“If I don’t sing my songs who was going to? And so it really comes down to I have to do that. So I do. It didn’t start that way, but the songs are the things that sort of drove me to this. The power of those songs are the things that give me the strength to stand up on stage and perform.” Darrell Scott, poet, songwriter, multi-instrumentalist, and musician extraordinaire stands on the FORT COLLINS ARMORY stage NOVEMBER 10, 2018.
Scott has written over 300 songs to date and he started songwriting as a preteen and never stopped. As Darrell explains his relationship with a song, “You know, it’s really the process of writing that song itself that I love. It’s extremely focused and then contrasted with extremely open to whatever comes in. The process is just a wild ride of unbelievable, honing in on something. At the same time having a distance so that you’re open and free to the next rockets coming around, about the song that you would have never expected.

He adds, “So it’s not just grabbing a song and rustling it to the ground. It’s more like letting the songs sort of reveal itself. And I love that process because it has a mysterious quality to it, you know, where you can’t explain where it’s coming from. It runs the chance of being a sort of a stiff sort of brain song versus something more creative, artistic and unexpected. I like unexpected things. If it gets too technical or too conscious of the rhyming and all that stuff, Then you might just chase away the inspiration right out the door. The special songs are the ones that come along and surprise me.
Darrell teaches songwriting workshops and guides others in the art and craft of songwriting. He led the Folk Fest Songwriting school at Planet Bluegrass this year. Scott has been nominated for four Grammy’s and countless artists sing his songs. His most trusted advice is, “Songwriting is an opportunity to help our kind of inner workings, what’s going on with us, how we feel about things. The best way to do that is to tell the absolute truth. And so that’s what I encourage my students and workshops to do is, to tell the truth that we need. That period the world needs truth-telling in song.”
Darrell’s latest release is a tribute.
“My dad passed away a few years ago. He would love it. He’s the one who you know showed me what Hank Williams was. It was inescapable, you know growing up with my dad. It was Hank Williams and Johnny Cash and kind of nothing else. It’s also a great listening training ground for good roots music you just get you kind of can’t beat it. It’s not going to get any better than that.”
Scott is working on two new albums. They’re both very different from each other. He grew up on Hank Williams and knows the entire catalog because his dad was a huge fan. So one of the projects is playing Hank, Darrell style. “I’ve chosen very obscure stuff and I’m giving them an electric treatment. Not a country treatment, but more like a blues thing really. I just these songs are just part of me and the treatments I have for them, you know are just my own take on this kind of this stuff.” The second project is original tunes played with his jazz and fusion band. So what to expect when he plays Colorado ought to be a bit bluesy, folk, country, fusion, if there is that sort of thing.
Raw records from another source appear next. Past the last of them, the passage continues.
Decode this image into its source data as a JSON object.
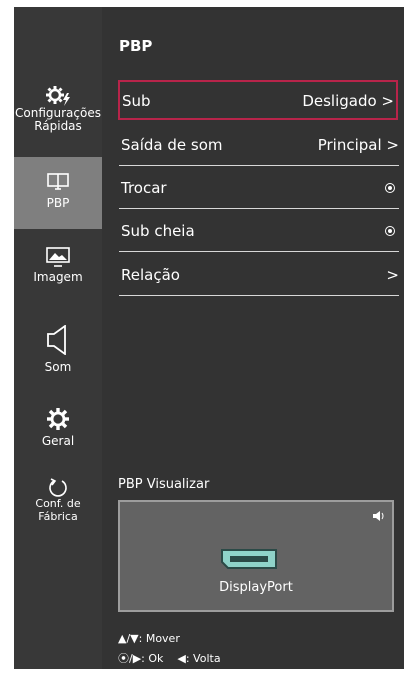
{
  "sidebar": {
    "items": [
      {
        "label_1": "Configurações",
        "label_2": "Rápidas",
        "icon": "gear-flash-icon"
      },
      {
        "label_1": "PBP",
        "label_2": "",
        "icon": "pbp-screen-icon"
      },
      {
        "label_1": "Imagem",
        "label_2": "",
        "icon": "picture-icon"
      },
      {
        "label_1": "Som",
        "label_2": "",
        "icon": "speaker-icon"
      },
      {
        "label_1": "Geral",
        "label_2": "",
        "icon": "gear-icon"
      },
      {
        "label_1": "Conf. de Fábrica",
        "label_2": "",
        "icon": "reset-icon"
      }
    ],
    "active": "PBP"
  },
  "main": {
    "title": "PBP",
    "rows": [
      {
        "label": "Sub",
        "value": "Desligado >",
        "selected": true
      },
      {
        "label": "Saída de som",
        "value": "Principal >"
      },
      {
        "label": "Trocar",
        "value": ""
      },
      {
        "label": "Sub cheia",
        "value": ""
      },
      {
        "label": "Relação",
        "value": ">"
      }
    ],
    "preview_label": "PBP Visualizar",
    "preview_source": "DisplayPort"
  },
  "legend": {
    "line1": "▲/▼: Mover",
    "line2": "⦿/▶: Ok    ◀: Volta"
  },
  "colors": {
    "selection": "#b8244a",
    "active_sidebar": "#7f7f7f",
    "port": "#8fd3c9"
  }
}
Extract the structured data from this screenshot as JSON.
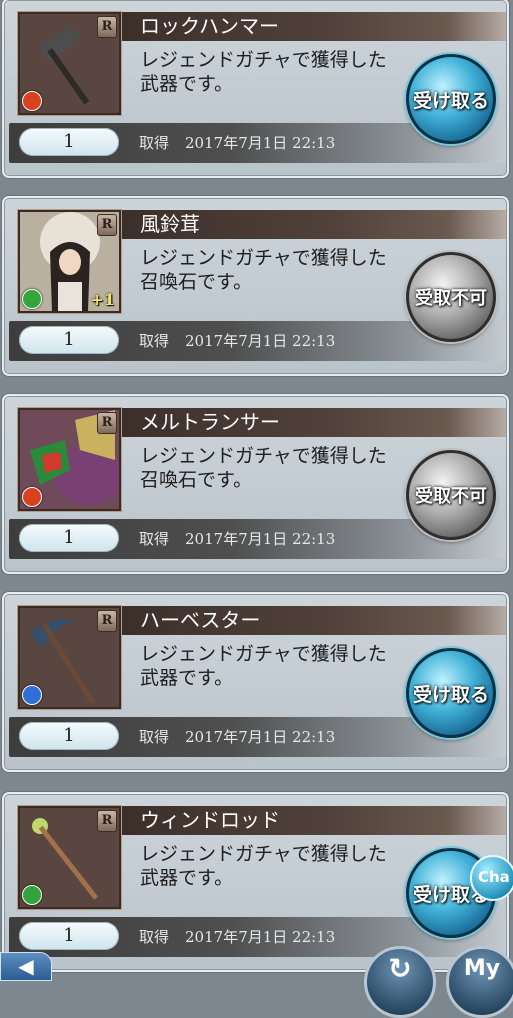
{
  "cards": [
    {
      "name": "ロックハンマー",
      "rarity": "R",
      "desc": "レジェンドガチャで獲得した武器です。",
      "qty": "1",
      "obtained_label": "取得",
      "date": "2017年7月1日 22:13",
      "button": "受け取る",
      "button_state": "receive",
      "element": "fire",
      "plus": ""
    },
    {
      "name": "風鈴茸",
      "rarity": "R",
      "desc": "レジェンドガチャで獲得した召喚石です。",
      "qty": "1",
      "obtained_label": "取得",
      "date": "2017年7月1日 22:13",
      "button": "受取不可",
      "button_state": "disabled",
      "element": "wind",
      "plus": "+1"
    },
    {
      "name": "メルトランサー",
      "rarity": "R",
      "desc": "レジェンドガチャで獲得した召喚石です。",
      "qty": "1",
      "obtained_label": "取得",
      "date": "2017年7月1日 22:13",
      "button": "受取不可",
      "button_state": "disabled",
      "element": "fire",
      "plus": ""
    },
    {
      "name": "ハーベスター",
      "rarity": "R",
      "desc": "レジェンドガチャで獲得した武器です。",
      "qty": "1",
      "obtained_label": "取得",
      "date": "2017年7月1日 22:13",
      "button": "受け取る",
      "button_state": "receive",
      "element": "water",
      "plus": ""
    },
    {
      "name": "ウィンドロッド",
      "rarity": "R",
      "desc": "レジェンドガチャで獲得した武器です。",
      "qty": "1",
      "obtained_label": "取得",
      "date": "2017年7月1日 22:13",
      "button": "受け取る",
      "button_state": "receive",
      "element": "wind",
      "plus": ""
    }
  ],
  "bottom_nav": {
    "back_glyph": "◀",
    "reload_glyph": "↻",
    "my_label": "My"
  },
  "chat": {
    "label": "Cha"
  },
  "colors": {
    "fire": "#d9421e",
    "wind": "#33a53a",
    "water": "#2f6fd6"
  }
}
Darrell lives on a farm outside of Nashville, sits with the silence, and spends his days keeping up his homeland. He has always been drawn to nature and the landscapes in Colorado. As he prepares to return in November he reflects on what he treasures here, “Well, I was probably 13 or so. We went on vacation to Colorado and it’s always just sparked my imagination. It’s the mountains that just does that for me And it’s the people who are drawn to the mountains. Coming to Colorado is always I wouldn’t say a homecoming because I never lived there but it goes way back for me. Love Colorado any time of year.”
Darrell has overcome his fear of the stage which was a big obstacle in his career and he had to work very hard to be in the spotlight. He always loved music and the expression, he says “I’ve had to work at being comfortable on stage where it’s just me and I’m the one talking on one singing have you know folks are listening and looking at me that wasn’t a natural thing to do I had to develop that.” How did he do it? He did it a lot and a lot and a lot and a lot and a lot and that’s the only way he got over it. Scott makes the analogy, “it’s no different than making a loaf of bread. You know, the more loaves of bread you make I think the better you will get at making bread. You know and you just have to repeat it over and over there’s nothing short of doing that that will help the person who feels really uncomfortable about it, you know, and then here’s the funny thing is you might still feel uncomfortable after doing it 25 years.”
The mystical poet practices his craft in writing and overcomes his fears because the song he shares needs a life and needs to be shared so someone else can experience it. The song isn’t for him to keep, “I don’t need to be the person up on you know, that everyone’s looking at on stage and I don’t have whatever that is that needs that to happen. But I do have that I want people to know these songs and so the songs take over for me.”